Former premier’s hero in the family

A 30-YEAR journey to uncover the heroic deeds of his uncle and honour his father’s passionate search for the truth come to fruition for former WA premier Peter Dowding this week. 

The South Fremantle resident and co-author Ken Spillman officially launch Secret Agent, Unsung Hero: The Valour of Bruce Dowding on Wednesday. The book tells the story of his uncle’s remarkable journey from a carefree Australian teacher to a courageous figure in the French Resistance. His betrayal and secretive death at the hands of the Nazis in 1943 has hung like a black cloud over the family for decades, but Mr Dowding says the book finally brings closure.

• Former WA premier Peter Dowding. Photo by Steve Grant


An adventurous spirit, Bruce Dowding embarked on a life-changing journey to Paris in January 1938, escaping stolid Melbourne for gay Paris’ vibrant art, literature and music, and promising to be back home before the year’s end.

“He found a lot of friendships, some lovers, and he stayed on after 1938, refusing to come home,” Mr Dowding said, drawing on his uncle’s weekly letters back home which were kept by his father.

“He was having too much fun, much to his family’s increasing alarm because war was threatening, clearly.”

As the summer of 1939 drew on and the German army massed on France’s borders, Bruce’s parents sent money over for a ticket back to Australia; instead he wrote to say he’d signed up with the British army as an interpreter.

Mr Dowding believes his grandfather used his Masonic connections to track his son down when the letters then stopped arriving. An order was sent through to write home, but by the time the letter arrived his platoon had been overrun and he was a prisoner of war.

After one letter from the POW camp, there was a silence which lasted until after the war, leaving a legacy of frustration for the family which Mr Dowding hopes the book can now heal.

• Bruce Dowding

“What we now know is that he escaped from the POW camp, made it to Marseille and began helping British and allied servicemen escape from France and over the Pyrenees,” he said.

Bruce’s immersion in French culture had been so complete he was able to pass himself off as Frenchman André Mason, working for the British intelligence service MI9, organising couriers and often doing the running himself.

“That involved providing food and clothing and so forth, and money to the people who were looking after them. It was also money to pay the the Spanish separatist guides who were helping the guys get over the Pyrenees.”

Mr Dowding says as part of their research, he and Spillman were able to correct the record about the Spanish, who’d been written off as smugglers by earlier writers but were actually patriots trying to raise funds to return and attack the dictator Franco.

At the end of 1941 the organisation collapsed after being betrayed by Howard Cole, an habitual criminal who coughed up their names when arrested by the Gestapo, and eventually lent his assistance to the Nazi cause.

“He was a thief, he was a liar, he was a womaniser,” says Mr Dowding.


This was where Bruce Dowding’s story became almost impossible to trace, which was a deliberate ploy of the Nazis.

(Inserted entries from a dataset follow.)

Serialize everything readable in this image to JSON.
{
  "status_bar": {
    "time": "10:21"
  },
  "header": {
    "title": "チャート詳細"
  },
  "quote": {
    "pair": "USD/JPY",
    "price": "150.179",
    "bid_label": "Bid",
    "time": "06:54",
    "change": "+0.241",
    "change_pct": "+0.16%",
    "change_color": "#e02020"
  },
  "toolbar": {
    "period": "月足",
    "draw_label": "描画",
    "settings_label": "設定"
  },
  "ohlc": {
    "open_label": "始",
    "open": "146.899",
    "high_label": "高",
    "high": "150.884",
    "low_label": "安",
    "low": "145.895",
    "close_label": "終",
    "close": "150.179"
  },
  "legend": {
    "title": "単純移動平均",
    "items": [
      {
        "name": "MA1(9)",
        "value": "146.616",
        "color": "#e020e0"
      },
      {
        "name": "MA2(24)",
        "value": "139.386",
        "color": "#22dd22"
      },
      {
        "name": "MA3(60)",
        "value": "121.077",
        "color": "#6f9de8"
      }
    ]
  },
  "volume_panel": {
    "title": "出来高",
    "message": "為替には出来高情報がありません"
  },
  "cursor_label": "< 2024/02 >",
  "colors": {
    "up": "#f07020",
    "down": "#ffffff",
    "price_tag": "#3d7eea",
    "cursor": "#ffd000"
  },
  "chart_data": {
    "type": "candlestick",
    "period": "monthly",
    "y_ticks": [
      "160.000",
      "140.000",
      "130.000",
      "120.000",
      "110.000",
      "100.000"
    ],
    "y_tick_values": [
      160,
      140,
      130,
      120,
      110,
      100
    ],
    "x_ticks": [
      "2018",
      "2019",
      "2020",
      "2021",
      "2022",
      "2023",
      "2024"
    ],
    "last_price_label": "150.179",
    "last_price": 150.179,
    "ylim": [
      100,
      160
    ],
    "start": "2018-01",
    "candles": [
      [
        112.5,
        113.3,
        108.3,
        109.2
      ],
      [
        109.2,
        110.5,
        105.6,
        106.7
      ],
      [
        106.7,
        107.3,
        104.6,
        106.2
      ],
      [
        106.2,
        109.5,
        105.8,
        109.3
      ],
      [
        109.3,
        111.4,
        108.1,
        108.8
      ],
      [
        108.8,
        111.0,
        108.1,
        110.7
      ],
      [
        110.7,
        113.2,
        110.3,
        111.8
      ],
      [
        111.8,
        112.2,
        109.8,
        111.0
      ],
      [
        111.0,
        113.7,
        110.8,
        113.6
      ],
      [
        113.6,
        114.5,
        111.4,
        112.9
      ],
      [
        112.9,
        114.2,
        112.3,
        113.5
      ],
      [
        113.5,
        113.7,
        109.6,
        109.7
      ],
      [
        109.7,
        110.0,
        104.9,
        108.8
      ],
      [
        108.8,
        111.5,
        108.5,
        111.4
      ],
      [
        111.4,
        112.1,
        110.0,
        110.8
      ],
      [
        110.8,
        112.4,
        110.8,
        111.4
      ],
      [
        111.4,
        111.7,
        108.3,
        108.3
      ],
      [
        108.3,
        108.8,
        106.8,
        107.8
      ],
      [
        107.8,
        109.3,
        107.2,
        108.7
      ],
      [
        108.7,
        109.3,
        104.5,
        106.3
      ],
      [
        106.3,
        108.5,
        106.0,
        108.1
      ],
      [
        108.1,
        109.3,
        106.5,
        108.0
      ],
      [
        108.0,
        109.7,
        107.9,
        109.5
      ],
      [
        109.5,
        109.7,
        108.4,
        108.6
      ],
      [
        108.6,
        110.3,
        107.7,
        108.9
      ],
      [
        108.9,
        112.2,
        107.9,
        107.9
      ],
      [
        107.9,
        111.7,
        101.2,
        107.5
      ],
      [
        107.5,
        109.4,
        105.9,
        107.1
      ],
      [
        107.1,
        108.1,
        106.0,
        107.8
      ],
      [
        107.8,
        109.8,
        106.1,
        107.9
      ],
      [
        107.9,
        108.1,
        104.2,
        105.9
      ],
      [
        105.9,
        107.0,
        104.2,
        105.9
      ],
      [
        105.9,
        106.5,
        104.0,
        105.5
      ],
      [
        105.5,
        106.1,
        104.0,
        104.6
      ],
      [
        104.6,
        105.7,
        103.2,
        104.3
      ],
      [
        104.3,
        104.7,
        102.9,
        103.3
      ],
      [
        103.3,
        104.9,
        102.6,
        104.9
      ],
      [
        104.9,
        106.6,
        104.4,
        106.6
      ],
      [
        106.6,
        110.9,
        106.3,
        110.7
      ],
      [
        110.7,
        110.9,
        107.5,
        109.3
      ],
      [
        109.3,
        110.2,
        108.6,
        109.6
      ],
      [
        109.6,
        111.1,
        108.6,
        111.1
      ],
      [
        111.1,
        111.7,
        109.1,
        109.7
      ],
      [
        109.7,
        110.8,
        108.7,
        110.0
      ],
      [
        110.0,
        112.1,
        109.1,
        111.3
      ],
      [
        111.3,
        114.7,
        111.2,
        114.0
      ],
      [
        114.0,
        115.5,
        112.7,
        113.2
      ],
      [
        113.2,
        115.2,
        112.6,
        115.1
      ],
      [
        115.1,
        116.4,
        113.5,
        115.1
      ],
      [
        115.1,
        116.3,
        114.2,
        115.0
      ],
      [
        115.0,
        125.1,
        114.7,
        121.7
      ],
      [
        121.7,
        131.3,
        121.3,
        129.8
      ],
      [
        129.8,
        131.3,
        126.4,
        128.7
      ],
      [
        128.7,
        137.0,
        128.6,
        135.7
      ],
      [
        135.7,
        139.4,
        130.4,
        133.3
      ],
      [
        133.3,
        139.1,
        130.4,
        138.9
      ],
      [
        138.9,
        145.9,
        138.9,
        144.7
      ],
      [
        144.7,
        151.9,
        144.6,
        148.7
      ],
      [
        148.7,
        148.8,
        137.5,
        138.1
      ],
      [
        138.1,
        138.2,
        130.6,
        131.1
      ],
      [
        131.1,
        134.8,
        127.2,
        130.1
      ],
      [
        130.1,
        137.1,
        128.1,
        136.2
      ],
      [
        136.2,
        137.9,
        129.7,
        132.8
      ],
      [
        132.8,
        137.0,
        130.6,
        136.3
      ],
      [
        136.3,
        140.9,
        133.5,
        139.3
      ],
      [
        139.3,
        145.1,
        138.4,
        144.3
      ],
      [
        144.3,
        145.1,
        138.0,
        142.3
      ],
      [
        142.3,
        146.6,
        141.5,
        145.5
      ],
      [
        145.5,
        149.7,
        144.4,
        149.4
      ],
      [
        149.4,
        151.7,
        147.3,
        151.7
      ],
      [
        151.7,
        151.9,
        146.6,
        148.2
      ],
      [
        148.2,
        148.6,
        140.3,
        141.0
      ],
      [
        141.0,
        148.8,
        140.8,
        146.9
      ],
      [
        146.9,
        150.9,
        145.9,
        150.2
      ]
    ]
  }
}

“All of them disappeared under a Nazi directive called NN – Nacht und Nebel – they no longer had an identity, they were numbers,” Mr Dowding explains.

He was able to piece together a sketch of Bruce’s life after his deportation to Germany from a couple of survivors’ accounts, but there weren’t many. On June 30, 1943 the Australian and his fellow Resistance members were decapitated. The family didn’t hear about it until 1946, and a year later received a letter from a German priest who’d attended the execution.

Mr Dowding has made several trips to France while researching the book, including catching up with the late artist Max Bilde, who’d hung out with Bruce in Paris. His sister and the Australian became romantically linked, but she fled home when war broke out and they never saw each other again.

“He was very emotional about it because he also had lost contact with Bruce and didn’t know what had happened to him,” Mr Dowding says of his visit with Bilde.

He was also able to find a few precious photographs of Bruce, including one showing him with famed New Zealand/Australian Resistance figure Nancy Wake and American Varian Fry, the subject of a recent Netflix series about his work smuggling thousands of Jews out of Germany. 

• Even digitally enhanced its grainy, but this photo shows Bruce Dowding with Resistance legends Nancy Wake and Varian Fry (left).

Wake, known as White Mouse by the Gestapo, briefly mentions Bruce in her autobiography, saying that they’d met each other as though long-lost brother and sister and she was impressed the Aussie had reinvented himself as a sophisticated European. 

While he’s found closure with the book, Mr Dowding said his father was able to put his demons to rest earlier, thanks to the discovery his brother had converted to Catholicism while in the POW camp.

“My father died in 2008, and before he died I’d organised a memorial service for Bruce. My father got a local Catholic priest to officiate, and that was a big closure for him.”

Despite that, there is still one outstanding question: “The one thing that Bruce and the family were in the end denied was that the leader of the organisation recommended Bruce for a posthumous Legion d’Honneur, and the Australian government just couldn’t be bothered facilitating it,” Mr Dowding says.

He says the vague official reason was that the government didn’t know much about him, something he hopes the book can rectify.